The good news is that there are many potential causes for the pain you are experiencing and they are all resolve-able.

The most common causes for discomfort during intercourse are lack of lubrication and scar tissue impediments.

Lack of lubrication is generally caused by dehydration or lack of sufficient arousal.  If you are breastfeeding you are already secreting A LOT of liquids.  Vaginal lubrication requires even more secretion. The best remedy for this is to drink even more water.
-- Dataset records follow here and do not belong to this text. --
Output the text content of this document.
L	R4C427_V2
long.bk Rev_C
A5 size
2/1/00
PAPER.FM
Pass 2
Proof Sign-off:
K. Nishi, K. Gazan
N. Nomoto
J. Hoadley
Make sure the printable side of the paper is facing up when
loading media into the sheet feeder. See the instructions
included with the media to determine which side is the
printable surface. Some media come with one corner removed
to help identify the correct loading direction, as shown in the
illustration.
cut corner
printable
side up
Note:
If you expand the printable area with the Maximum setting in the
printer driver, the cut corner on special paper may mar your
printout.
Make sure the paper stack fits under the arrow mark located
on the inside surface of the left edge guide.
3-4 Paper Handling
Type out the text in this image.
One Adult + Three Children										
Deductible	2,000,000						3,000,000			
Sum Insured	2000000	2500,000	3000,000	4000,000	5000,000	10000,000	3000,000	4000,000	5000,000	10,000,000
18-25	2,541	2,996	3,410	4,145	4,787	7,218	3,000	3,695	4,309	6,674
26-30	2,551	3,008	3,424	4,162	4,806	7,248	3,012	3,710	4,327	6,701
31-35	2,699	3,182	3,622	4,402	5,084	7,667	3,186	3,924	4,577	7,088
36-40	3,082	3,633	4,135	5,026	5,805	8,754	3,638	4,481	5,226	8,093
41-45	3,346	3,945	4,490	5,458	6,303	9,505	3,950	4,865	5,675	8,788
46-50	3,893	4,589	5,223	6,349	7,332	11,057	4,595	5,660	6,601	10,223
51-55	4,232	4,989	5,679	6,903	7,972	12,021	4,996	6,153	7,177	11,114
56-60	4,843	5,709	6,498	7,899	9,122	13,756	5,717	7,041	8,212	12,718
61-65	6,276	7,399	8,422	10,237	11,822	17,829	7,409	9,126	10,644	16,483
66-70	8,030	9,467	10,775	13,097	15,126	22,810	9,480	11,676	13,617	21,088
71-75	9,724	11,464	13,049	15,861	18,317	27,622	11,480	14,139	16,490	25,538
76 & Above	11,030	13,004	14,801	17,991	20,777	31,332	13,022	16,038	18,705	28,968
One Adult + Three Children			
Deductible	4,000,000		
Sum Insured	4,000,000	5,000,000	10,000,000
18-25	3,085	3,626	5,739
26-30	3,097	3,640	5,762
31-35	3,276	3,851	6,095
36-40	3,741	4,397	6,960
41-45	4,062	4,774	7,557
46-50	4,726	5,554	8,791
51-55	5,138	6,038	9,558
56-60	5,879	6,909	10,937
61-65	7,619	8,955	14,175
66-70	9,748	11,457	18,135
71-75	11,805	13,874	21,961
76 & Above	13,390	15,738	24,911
Up all your fluid intake but especially water, fresh juices and herbal teas.  You also may want to include moistening foods in your diets, like pears, and even consider an aloe vera shot a day.

The second reason for lack of lubrication is lack of arousal- but don’t worry that doesn’t mean that your partner doesn’t turn you on… it just means that you may not be taking enough time to get yourself primed for intercourse. If you are like most new parents, you are exhausted and in a juggling act of keeping your work and home in order while learning how to parent a child. You have less time for intimacy. And the time you do have is often interrupted.  Full physical arousal for women meaning that you are fully engorged and lubricated takes on average 45 minutes.

While that might seem like forever, it is worth it to go for quality and not quantity right now in your partnership. When you tell your partner that you are interested in devoting more time to your intimacy, I can guarantee he or she will be thrilled to care for you in that way and receive your attention as well.

So set aside one hour a week when you can be alone. Choose a time when your baby is napping or can be taken for a walk with a close friend or babysitter and devote that time to your partner. This time may be spent lying on the couch talking, kissing, or touching- it doesn’t necessarily have to involve intercourse.

Another reason you may be experiencing discomfort is because of scar tissue- if you tore, had an episiotomy or had a Cesarean section, there is scar tissue in your pelvic floor. Scar tissue is like a dense web with little gumball size “knots”- scar tissue does not stretch as easily as healthy tissue and when stretched there is a burning sensation. Depending on the surrounding tissue and individual situations, scar tissue can heal on its own.

Dissolving Scar Tissue

However it is faster and more effective to dissolve it through massage- manual pressure, heat and castor oil.  While that may sound daunting, it is easier than it sounds and provides enormous relief because that scar tissue can spread to other areas of your body contributing to lower back and pelvic pain. You can do this yourself, bravely exploring your own scar tissue, you can ask for help from your partner, or you can also seek out a pelvic floor physical therapist to help you.